Dans toute existence, rien n’est plus important que la présence de l’autre pour attester de notre présence au monde et à nous-mêmes. Une présence comme seule preuve que le monde existe et que le phénomène a bien lieu ici et maintenant. La présence de l’autre comme seule certitude que nous ne rêvons pas en dépit de toutes les illusions qui n’ont de cesse de malmener à chaque instant, à chaque perception, à chaque sensation, l’édifice branlant de nos certitudes et de nos vies. Nous ne sommes rien. Champs de forces, conjonctions, confluences, concentrations, croisements, nœuds, interactions momentanées et passagères ; durables ou éphémères de fluides, de sèves, de nerfs, de chair, d’eau, de sang et d’humeurs... Au sein de cette tourmente, de ces tourbillons de vie, nous ne sommes que les ombres, les formes, les silhouettes ; au mieux les images évanescentes d’un rêve éternel : la vie. Apprendre à désapprendre le monde et les certitudes pour lesquelles nous sacrifions nos vies, naïvement. Apprendre à desserrer l’étreinte qui nous fait nous accrocher à une réalité pour laquelle et vers laquelle nos muscles, nos nerfs, nos pensées sont éternellement tendus en pure perte d’énergie et de temps. Apprendre à renoncer au monde, à ce monde petit et étroit au sein duquel nous pensons vivre, pour en définitive s’abandonner à cet autre univers, plus grand, plus large, plus infini, sans plus aucune limite matérielle, morale ou spirituelle que sont les dimensions que nous pensons être les siennes mais qui ne sont que celles de nos esprits étroits, recroquevillés, sous-développés...

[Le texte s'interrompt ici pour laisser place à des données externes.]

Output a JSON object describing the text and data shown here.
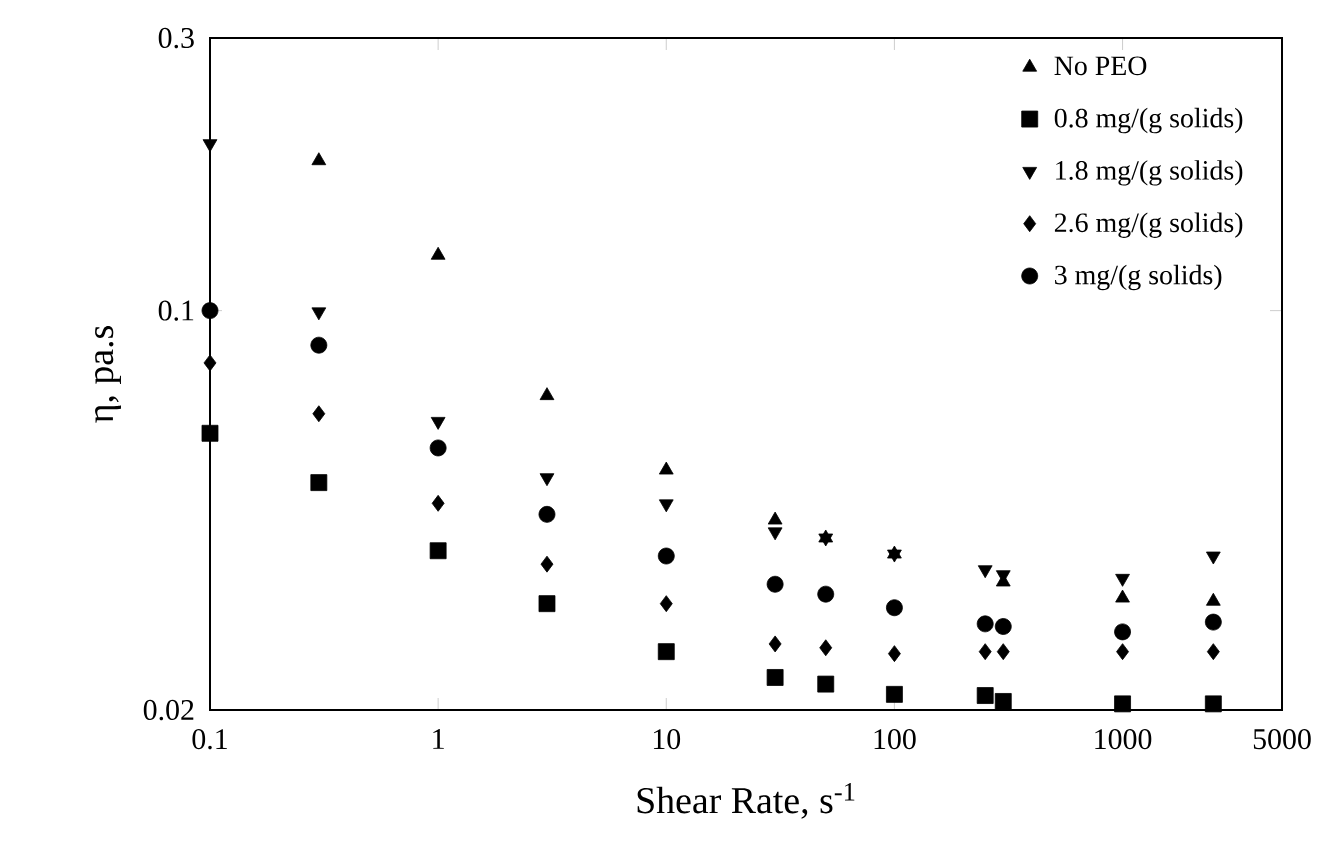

Passée la moitié (statistique) de mon existence, les certitudes, les désirs, les regrets d’hier s’estompent peu à peu dans la brume du passé. Le regard tourné vers l’avenir, la mort se fait au contraire de plus en plus nette ; de plus en plus présente, pressante, pesante parfois, mais plaisante aussi, par certains de ses aspects. Et ce soleil noir qui progressivement se lève sur l’horizon de nos vies à l’agonie éclaire de sa lumière froide et tranchante les choses que l’on croyait jusque-là immortelles. Sous ce nouvel éclairage, les ombres s’allongent, les certitudes s’évanouissent... toutes ces choses auxquelles on croyait avant ; tous ces souhaits, ces désirs, ces rêves, ces ambitions ; toutes les valeurs de notre civilisation qui avaient jusque-là guidées nos pas se teintent elles aussi d’une ombre froide et profonde avant de disparaître dans une irréversible obscurité.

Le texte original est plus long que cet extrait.